A limited number of these stands are available on Etsy. Or you can print yourself one in plastic using the 3D file on the project page.

As a first experience in creating a manufactured circuit board I decided to design a small prototyping board optimized for the type of project I typically undertake–one which uses an Arduino Nano along with a motor driver or other ICs and some components for sensors. I put together a page providing details of the board along with my first time experience in designing one and having it manufactured. The page also contains a link to the Fritzing project file for the board. I am putting 75 of these up for sale on Ebay. I will also bring some to Factur and the Orlando Makerfaire, so just ask me for one if you see me at one of those places.

In the meantime I have this neat box of boards sitting on my desk just asking to be put to work in projects……

I have started  a page of links to maker skill tutorials published by others here. It is a highly curated list of tutorials that I feel are accessible to beginners, relevant to the kind of maker projects provided on this site, and from reliable sources. Moreover, the focus will be on basic processes and components of commonly used hardware rather than projects, complex systems, software, or specific brands. At the moment, it contains a good list for electronics.
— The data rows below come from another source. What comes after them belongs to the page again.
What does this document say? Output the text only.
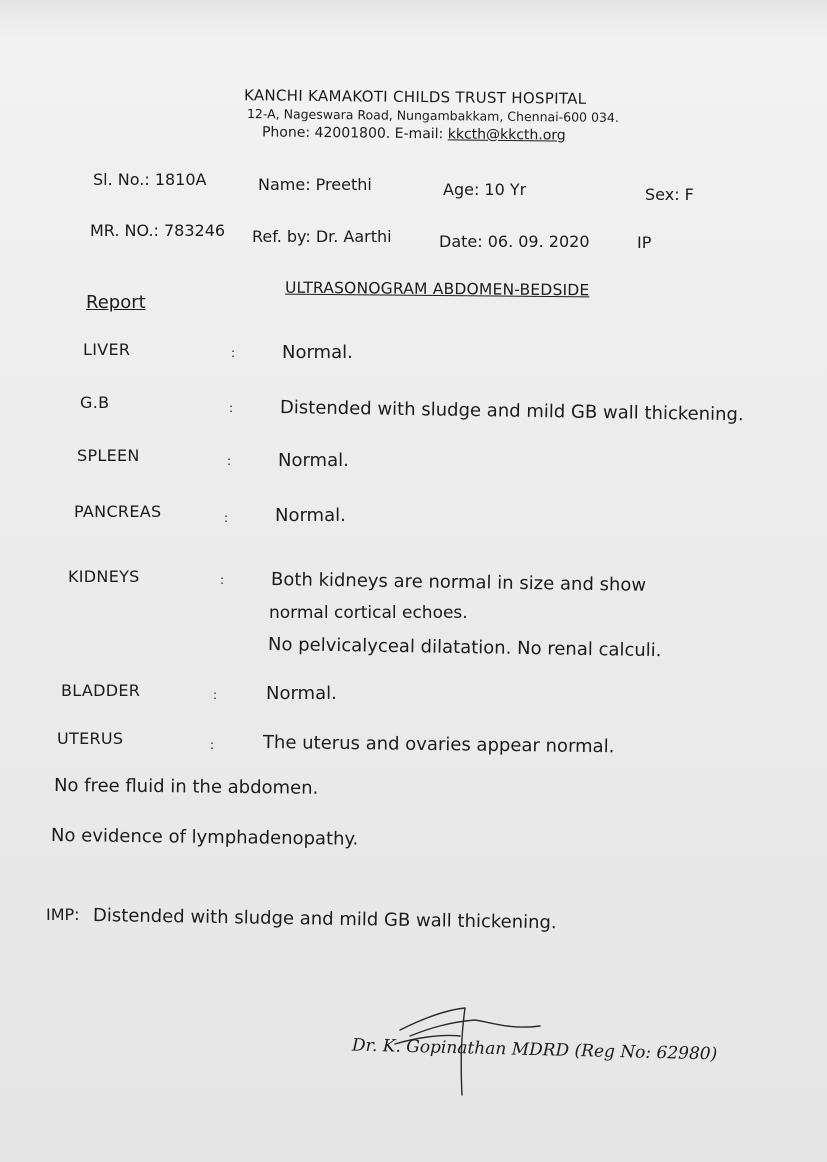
KANCHI KAMAKOTI CHILDS TRUST HOSPITAL
12-A, Nageswara Road, Nungambakkam, Chennai-600 034.
Phone: 42001800. E-mail: kkcth@kkcth.org
Sl. No.: 1810A	Name: Preethi	Age: 10 Yr	Sex: F
MR. NO.: 783246 Ref. by: Dr. Aarthi	Date: 06. 09. 2020	IP
ULTRASONOGRAM ABDOMEN-BEDSIDE
Report
LIVER	:	Normal.
G.B	:	Distended with sludge and mild GB wall thickening.
SPLEEN	:	Normal.
PANCREAS	:	Normal.
KIDNEYS	:	Both kidneys are normal in size and show
normal cortical echoes.
No pelvicalyceal dilatation. No renal calculi.
BLADDER	:	Normal.
UTERUS	:	The uterus and ovaries appear normal.
No free fluid in the abdomen.
No evidence of lymphadenopathy.
IMP: Distended with sludge and mild GB wall thickening.
Dr. K. Gopinathan MDRD (Reg No: 62980)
I will be adding other subjects over time.

The primary purpose of the robot50 site is to share full materials lists and build instructions for introductory to intermediate level projects that people can build. However I have built a number of one-off projects, mostly interactive toys for maker fairs, that I thought I would post in summary form. They have their own page and are presented for inspiration and with some cautionary notes on things that didn’t work out the way I planned.